South Kesteven District Council’s arts venues in Stamford and Grantham closed on 23 March but the council’s arts team and creative practitioners have taken the sector online – potentially revolutionising the council’s future delivery.
Not only has the approach kept activity going but it’s developed new audiences, fostered confidence for artists to deliver differently, encouraged wider engagement and prompted enthusiastic feedback.
SKDC is assessing how to safely reopen its historic arts centres but, with no firm dates yet available, is forging ahead with its digital plans.
Arts at Home e-newsletters, online film screenings, sketching classes, poetry readings and exhibitions, and a lockdown photographic competition have successfully overcome COVID-19 restrictions, along with the staging of Stamford’s Poet Laureate competition from Stamford Arts Centre via a Zoom link.
Fortnightly Cinema Speaks events have been running for film enthusiasts and A Pint of Poetry connected local poets with writers from further afield.
SKDC has also joined a national 300-venue survey on customer attitudes to booking during the pandemic, with questions relating to digital engagement and attracting positive local responses.
Cllr Rosemary Trollope-Bellew, Cabinet Member for Culture and Visitor Economy, said: “Arts and culture are two of the things that make South Kesteven such a great place to live and the closure of our arts centres forced us to completely rethink how this vital and vibrant part of our economy could continue working.
“We wanted to make sure that the local creative community was not left high and dry. What we have achieved has been quite inspirational and flagged up new and wide-ranging opportunities.

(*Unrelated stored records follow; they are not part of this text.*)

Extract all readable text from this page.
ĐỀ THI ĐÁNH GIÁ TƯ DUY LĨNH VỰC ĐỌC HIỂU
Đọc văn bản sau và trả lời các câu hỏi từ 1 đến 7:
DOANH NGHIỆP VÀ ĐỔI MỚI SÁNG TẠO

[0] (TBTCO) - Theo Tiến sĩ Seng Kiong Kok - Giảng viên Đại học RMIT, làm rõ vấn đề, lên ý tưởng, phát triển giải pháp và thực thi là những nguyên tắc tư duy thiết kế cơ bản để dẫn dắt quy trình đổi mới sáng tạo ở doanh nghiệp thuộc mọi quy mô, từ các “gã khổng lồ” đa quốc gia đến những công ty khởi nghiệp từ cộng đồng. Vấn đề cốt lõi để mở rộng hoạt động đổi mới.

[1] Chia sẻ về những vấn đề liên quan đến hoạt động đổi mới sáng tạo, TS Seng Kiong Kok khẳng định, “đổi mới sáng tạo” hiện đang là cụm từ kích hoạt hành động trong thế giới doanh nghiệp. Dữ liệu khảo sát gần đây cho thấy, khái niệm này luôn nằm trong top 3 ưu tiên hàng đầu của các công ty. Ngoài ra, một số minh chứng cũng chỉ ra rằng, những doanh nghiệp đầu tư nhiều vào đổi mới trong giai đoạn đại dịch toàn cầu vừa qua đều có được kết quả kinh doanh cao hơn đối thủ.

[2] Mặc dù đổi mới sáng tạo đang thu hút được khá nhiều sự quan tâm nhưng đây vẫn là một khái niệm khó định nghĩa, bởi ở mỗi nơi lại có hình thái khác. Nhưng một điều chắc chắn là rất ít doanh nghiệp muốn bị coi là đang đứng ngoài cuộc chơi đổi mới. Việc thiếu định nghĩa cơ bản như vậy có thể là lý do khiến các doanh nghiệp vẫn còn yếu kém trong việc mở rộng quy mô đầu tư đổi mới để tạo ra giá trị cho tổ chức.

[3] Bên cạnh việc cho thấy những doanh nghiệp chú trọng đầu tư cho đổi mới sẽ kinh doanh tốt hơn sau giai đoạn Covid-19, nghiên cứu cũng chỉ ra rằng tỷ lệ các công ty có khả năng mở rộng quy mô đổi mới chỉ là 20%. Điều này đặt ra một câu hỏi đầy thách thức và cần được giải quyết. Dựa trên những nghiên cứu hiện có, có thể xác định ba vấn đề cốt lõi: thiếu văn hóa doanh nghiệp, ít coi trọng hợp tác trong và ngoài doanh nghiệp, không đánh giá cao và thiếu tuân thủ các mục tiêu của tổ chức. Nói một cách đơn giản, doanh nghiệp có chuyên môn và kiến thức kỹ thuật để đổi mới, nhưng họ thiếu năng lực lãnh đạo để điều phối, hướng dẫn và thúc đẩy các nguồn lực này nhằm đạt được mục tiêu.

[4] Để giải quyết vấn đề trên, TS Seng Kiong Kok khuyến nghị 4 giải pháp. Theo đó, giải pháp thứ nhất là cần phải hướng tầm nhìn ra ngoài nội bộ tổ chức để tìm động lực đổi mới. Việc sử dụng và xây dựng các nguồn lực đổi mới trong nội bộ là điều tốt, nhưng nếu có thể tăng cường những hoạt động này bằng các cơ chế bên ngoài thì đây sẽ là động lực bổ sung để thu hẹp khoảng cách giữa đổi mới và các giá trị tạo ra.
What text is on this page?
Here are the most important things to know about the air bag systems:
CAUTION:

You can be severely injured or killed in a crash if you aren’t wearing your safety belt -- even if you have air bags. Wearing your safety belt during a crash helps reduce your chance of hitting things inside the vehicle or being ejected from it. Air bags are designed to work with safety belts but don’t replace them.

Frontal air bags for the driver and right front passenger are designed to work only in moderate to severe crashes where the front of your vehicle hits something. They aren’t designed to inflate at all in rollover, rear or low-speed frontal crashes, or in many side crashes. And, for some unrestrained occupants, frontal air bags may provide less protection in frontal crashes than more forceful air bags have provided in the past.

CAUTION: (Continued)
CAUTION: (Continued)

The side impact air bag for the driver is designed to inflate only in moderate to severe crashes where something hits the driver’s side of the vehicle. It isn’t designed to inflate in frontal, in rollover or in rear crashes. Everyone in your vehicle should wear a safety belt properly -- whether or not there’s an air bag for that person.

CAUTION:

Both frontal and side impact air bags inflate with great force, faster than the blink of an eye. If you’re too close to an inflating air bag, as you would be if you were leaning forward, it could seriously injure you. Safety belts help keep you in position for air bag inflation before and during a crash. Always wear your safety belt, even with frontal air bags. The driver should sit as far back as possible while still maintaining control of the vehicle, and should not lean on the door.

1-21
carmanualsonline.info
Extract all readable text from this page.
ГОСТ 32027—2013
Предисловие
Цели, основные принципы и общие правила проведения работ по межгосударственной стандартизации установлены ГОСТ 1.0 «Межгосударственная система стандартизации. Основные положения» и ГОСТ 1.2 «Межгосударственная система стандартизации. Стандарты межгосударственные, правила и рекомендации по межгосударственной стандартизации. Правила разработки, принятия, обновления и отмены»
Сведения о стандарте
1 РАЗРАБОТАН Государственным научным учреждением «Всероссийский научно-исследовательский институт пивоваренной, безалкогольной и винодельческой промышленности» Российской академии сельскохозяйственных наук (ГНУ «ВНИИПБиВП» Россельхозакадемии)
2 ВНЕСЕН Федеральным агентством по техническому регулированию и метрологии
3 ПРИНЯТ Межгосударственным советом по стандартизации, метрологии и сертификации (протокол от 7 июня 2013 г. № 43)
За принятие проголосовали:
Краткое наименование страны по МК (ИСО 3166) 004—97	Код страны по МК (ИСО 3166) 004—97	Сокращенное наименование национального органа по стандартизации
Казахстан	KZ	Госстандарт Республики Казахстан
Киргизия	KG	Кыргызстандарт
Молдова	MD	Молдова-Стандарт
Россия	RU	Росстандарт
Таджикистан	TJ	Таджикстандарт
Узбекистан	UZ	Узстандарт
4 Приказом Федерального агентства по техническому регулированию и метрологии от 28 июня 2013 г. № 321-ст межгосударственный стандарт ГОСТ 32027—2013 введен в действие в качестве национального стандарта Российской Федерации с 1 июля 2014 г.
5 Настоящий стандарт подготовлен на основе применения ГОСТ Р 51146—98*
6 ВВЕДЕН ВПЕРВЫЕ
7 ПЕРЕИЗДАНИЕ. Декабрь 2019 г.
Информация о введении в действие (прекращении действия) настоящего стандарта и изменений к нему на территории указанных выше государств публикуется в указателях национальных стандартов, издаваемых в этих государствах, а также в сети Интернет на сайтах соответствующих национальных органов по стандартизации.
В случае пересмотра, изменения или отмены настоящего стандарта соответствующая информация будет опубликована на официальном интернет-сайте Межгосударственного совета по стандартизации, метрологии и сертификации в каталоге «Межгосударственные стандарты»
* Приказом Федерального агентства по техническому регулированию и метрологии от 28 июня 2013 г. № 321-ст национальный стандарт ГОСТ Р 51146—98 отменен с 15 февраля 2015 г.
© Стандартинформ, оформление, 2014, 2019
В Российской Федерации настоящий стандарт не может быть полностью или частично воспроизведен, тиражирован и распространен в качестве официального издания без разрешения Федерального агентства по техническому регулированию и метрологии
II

“Our teams have really made things happen, and it’s opened our eyes as to what is possible thanks to technology. Many of us have learnt life-changing lessons about how to access and use technology and this could be a silver lining from this dreadful pandemic.
“It’s also been really important for people’s wellbeing as we faced Covid-19 isolation. It’s a very worrying time for people in the cultural sector and this approach means they can stay connected and express all the rich creativity that we used to harness in a conventional fashion.”

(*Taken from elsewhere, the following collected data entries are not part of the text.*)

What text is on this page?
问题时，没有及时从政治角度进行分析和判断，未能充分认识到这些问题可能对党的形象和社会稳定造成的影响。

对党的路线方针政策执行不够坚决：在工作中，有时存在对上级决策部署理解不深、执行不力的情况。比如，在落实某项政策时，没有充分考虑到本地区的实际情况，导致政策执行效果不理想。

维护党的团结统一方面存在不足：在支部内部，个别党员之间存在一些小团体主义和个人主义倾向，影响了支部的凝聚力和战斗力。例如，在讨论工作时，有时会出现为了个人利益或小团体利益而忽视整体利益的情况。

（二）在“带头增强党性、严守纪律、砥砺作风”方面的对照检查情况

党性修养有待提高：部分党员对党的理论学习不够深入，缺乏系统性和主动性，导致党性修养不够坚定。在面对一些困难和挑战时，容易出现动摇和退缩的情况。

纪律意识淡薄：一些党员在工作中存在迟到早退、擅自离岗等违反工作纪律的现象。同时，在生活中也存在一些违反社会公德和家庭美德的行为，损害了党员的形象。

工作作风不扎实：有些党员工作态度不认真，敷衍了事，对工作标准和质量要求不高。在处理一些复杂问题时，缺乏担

SKDC arts staff meet weekly, providing arts, cultural links and information, promoting their work and online services and planning future digital events.
Although the Government has given the green light for theatres to re-open after 4 July, SKDC will be adopting a cautious approach to opening arts centre doors, with safety and confidence for staff and audiences as priorities.
Under latest guidance, related activities such as indoor play areas and workshops, gyms and dance studios, exhibition areas and conferences remain firmly off limits.